How Does The Debt Settlement Company Get Paid?
Debt settlement companies are expensive. Their fee structures can be based either on a percentage of your total debt (which can be as high as 20%) or as a percentage of the amount of your debt that is actually settled (up to 35%).
What Debt Settlement Can’t Do For You
In order to get creditors to take you seriously, the debt settlement company will likely encourage you not to pay some or any of your bills. That’s going to trash your credit score friend.
On top of that, you’ll likely incur delinquent payment charges – adding even more to your outstanding debt. And if the creditor gets upset, they can always go after you in court.
And to make matters worse, you may even incur federal income tax liability. Here’s why.
When a creditor accepts less than full value for a debt, they can report the portion that has been forgiven to the IRS on Form 1099-C, if the amount exceeds $600. In other words, when they “forgive” your debt, its taxable income to you.
That’s right. You will have to add the amount of the forgiveness to your taxable income as it has been reported to the IRS. Naturally, this will increase your tax liability in the year that the 1099-C was issued.
Last, it’s important to understand that not all debts can be included as part of a debt settlement plan. Debt settlement generally covers only unsecured debt, such as credit cards and medical debts. Any loans that are secured by personal assets, such as car loans and mortgages, cannot be included in the plan. In addition, tax liens and student loan debts cannot be included in a debt settlement plan either.
What to Look Out For With Debt Settlement Firms
There are good debt settlement firms and poor ones, and a whole bunch in between. If you decide to use a debt settlement firm, keep the following in mind:
- Make sure that the debt settlement company has been around for more than a few years, and is generally well-regarded. Do a little due diligence and make sure to read any complaints leveled against them.
- Investigate to be sure that the debt settlement company is actually handling the settlement arrangements, and not subcontracting out to third parties.
- Avoid debt settlement companies that charge a monthly maintenance fee, in addition to percentage fees.
- Your credit score will take a hit if the creditor reports settlement as “creditor settled for less than the full amount”. It’s important that the debt settlement company negotiates inclusion of the term “paid in full” as part of the debt settlement, so that there will not be a negative credit entry.

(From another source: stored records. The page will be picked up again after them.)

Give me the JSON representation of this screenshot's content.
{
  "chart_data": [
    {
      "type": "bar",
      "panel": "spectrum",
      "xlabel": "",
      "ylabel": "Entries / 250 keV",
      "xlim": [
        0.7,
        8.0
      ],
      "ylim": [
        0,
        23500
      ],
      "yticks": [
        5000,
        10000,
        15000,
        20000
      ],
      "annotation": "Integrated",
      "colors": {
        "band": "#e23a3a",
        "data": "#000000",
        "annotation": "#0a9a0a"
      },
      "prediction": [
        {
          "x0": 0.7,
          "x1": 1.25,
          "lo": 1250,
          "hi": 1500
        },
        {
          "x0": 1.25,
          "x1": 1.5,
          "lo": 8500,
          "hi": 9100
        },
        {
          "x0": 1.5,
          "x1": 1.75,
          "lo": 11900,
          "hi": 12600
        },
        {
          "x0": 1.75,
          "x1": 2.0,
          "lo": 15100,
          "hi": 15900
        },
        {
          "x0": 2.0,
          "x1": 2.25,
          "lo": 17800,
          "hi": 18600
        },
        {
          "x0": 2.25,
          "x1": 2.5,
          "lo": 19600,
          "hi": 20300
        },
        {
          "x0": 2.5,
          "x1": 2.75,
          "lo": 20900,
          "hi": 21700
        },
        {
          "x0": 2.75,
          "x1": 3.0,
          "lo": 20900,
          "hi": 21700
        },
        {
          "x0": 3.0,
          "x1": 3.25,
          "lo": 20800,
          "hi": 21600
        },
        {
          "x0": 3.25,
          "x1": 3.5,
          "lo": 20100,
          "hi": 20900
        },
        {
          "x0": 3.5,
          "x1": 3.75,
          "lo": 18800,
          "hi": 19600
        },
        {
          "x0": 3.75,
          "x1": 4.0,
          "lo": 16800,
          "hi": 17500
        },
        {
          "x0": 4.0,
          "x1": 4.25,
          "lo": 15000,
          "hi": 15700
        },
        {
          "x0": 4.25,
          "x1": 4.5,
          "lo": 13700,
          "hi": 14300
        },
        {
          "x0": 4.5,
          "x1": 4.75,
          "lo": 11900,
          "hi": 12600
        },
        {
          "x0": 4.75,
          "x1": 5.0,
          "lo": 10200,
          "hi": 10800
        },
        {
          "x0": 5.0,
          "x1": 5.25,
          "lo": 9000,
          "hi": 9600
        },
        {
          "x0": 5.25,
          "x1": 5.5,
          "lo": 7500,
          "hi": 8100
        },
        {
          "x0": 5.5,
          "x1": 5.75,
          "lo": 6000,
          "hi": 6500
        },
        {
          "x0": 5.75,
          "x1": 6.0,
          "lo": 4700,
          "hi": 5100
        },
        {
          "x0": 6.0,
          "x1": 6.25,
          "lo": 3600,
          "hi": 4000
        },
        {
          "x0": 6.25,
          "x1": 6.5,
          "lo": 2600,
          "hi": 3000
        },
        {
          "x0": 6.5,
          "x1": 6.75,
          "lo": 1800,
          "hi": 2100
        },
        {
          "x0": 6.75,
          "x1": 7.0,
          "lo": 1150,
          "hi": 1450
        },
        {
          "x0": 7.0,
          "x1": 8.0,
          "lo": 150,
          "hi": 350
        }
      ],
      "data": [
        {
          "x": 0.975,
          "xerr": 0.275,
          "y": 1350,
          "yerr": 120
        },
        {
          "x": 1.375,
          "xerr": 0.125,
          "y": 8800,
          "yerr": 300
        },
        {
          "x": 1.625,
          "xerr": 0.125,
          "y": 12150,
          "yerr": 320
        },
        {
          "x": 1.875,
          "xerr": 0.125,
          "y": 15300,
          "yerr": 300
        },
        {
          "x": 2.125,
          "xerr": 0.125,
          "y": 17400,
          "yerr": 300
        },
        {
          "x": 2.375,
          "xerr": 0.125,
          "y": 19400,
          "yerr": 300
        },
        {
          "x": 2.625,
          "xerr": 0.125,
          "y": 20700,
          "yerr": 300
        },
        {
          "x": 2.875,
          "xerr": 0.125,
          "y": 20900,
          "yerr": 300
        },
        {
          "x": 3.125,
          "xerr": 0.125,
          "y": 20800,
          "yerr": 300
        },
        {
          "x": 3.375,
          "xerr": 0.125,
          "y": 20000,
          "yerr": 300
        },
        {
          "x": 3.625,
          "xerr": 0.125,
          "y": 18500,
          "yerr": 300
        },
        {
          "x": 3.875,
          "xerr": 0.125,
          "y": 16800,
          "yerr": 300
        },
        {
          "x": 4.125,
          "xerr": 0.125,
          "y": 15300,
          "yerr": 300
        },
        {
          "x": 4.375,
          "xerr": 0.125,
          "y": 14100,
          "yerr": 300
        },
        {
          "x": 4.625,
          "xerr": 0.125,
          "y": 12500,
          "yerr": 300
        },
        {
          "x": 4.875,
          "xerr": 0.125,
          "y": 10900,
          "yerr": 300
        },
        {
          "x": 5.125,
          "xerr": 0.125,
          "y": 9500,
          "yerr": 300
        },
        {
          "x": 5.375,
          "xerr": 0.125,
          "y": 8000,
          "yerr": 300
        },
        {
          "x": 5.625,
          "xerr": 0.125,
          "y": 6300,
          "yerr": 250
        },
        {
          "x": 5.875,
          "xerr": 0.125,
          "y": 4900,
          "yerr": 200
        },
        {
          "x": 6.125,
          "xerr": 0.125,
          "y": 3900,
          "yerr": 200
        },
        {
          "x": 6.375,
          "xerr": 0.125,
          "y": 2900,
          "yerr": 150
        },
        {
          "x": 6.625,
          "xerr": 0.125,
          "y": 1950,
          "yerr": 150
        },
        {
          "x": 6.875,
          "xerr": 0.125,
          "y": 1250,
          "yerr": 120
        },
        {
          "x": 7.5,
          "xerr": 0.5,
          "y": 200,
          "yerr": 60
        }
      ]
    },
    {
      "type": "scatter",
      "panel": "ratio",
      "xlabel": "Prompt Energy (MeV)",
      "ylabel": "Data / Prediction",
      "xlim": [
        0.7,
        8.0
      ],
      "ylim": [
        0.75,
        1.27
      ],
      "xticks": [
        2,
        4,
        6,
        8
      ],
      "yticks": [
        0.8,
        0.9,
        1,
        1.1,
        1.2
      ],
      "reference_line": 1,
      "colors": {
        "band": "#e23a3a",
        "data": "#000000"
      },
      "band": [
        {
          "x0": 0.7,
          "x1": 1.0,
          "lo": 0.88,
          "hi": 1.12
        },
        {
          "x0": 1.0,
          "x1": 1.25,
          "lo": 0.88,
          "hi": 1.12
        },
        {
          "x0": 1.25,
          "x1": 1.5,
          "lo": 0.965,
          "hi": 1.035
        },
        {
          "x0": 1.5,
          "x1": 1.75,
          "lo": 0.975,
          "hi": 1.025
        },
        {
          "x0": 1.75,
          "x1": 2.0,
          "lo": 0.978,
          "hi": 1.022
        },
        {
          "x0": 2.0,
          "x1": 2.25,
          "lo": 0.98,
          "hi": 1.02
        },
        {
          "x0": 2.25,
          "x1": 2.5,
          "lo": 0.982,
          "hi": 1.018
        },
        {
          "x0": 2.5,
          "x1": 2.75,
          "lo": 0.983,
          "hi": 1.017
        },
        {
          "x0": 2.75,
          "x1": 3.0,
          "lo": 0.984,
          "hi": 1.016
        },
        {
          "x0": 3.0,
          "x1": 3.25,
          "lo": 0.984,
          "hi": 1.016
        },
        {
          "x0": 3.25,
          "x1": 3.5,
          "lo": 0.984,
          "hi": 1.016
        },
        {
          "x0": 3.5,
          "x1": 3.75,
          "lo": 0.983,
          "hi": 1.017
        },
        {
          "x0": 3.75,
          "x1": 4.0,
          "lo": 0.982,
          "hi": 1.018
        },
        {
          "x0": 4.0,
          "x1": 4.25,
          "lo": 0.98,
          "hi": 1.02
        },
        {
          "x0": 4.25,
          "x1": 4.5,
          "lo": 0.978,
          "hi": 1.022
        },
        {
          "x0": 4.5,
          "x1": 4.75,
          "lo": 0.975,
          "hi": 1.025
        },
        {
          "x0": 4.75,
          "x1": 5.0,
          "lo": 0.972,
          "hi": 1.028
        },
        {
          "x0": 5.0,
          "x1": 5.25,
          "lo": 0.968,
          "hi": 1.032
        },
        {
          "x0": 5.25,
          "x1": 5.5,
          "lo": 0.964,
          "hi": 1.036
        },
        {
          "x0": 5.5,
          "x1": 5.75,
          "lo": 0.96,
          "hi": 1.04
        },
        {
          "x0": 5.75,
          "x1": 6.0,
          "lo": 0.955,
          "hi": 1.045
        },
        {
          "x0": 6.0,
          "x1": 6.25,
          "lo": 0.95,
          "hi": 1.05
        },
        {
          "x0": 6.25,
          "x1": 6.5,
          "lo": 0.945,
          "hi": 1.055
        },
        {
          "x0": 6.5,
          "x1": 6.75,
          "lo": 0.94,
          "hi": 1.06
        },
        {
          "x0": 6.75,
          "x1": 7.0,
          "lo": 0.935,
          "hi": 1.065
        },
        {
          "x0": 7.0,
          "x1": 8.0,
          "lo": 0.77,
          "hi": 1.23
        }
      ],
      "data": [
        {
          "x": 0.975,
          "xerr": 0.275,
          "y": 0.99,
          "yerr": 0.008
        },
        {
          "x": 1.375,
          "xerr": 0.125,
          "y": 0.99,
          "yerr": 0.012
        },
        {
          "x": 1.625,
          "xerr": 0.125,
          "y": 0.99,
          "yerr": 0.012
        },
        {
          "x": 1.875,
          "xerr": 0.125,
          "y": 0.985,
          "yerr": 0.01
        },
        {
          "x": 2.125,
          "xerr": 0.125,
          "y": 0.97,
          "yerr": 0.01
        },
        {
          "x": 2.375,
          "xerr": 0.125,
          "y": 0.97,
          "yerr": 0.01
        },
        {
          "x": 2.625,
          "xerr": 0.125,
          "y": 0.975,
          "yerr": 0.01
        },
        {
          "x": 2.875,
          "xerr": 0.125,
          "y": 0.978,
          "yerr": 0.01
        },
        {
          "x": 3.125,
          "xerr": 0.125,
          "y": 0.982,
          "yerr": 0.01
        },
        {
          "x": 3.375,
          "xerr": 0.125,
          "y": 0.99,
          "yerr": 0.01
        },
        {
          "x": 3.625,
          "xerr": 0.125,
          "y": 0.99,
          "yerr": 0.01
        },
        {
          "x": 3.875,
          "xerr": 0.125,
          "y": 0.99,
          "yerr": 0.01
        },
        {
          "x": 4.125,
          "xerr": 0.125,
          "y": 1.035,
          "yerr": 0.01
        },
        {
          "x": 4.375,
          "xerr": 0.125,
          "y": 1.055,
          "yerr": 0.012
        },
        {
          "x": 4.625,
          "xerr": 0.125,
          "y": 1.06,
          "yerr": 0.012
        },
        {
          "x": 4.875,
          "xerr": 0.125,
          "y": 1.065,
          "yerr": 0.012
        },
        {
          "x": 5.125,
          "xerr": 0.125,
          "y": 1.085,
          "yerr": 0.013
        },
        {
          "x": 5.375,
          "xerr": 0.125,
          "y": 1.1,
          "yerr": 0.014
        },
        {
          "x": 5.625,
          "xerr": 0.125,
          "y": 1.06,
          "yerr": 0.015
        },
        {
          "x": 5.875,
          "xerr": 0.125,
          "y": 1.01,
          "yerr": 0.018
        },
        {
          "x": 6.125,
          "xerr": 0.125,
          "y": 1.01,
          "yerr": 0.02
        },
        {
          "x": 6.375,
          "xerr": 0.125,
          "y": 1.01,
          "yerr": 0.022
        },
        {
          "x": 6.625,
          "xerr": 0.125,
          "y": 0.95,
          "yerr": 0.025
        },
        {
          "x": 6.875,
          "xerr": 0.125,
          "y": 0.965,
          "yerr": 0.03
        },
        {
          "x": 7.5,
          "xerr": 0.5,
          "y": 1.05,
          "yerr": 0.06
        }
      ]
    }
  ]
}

- Be certain that all intended debts are included in the debt settlement plan.
- The debt settlement company should charge fees only after settling accounts (this is actually a legal requirement).
- Avoid firms that advise you to stop making payments on your existing accounts.
- Once you start a debt settlement plan, be sure to finish it completely – assuming you are working with a reputable firm. Early termination in the plan will undo everything you set out to do by participating in the first place.
- It is also possible, under certain circumstances, for a creditor to pursue additional legal remedies even after they have accepted a settlement for a lesser amount. A good debt settlement company will know the best ways to avoid that outcome.
Is Debt Settlement the Right Way for You to Fix Your Debt and Credit Problems?
Of course, it goes without saying that you have to pick the right firm to work with from the get-go. Otherwise, your situation could actually get worse.
If you do find a good outfit to work with, debt settlement can be effective if you have income to make the additional monthly payments to the debt settlement company, and if you have the commitment to see the plan through to the very end.
If you lack either ability, you might be better off talking to a bankruptcy attorney to see if that might be a better route to take.
Are you having problems paying your debts and keeping your credit scores up? Have you ever worked with a debt settlement company? What other methods have you tried to fix your credit problems?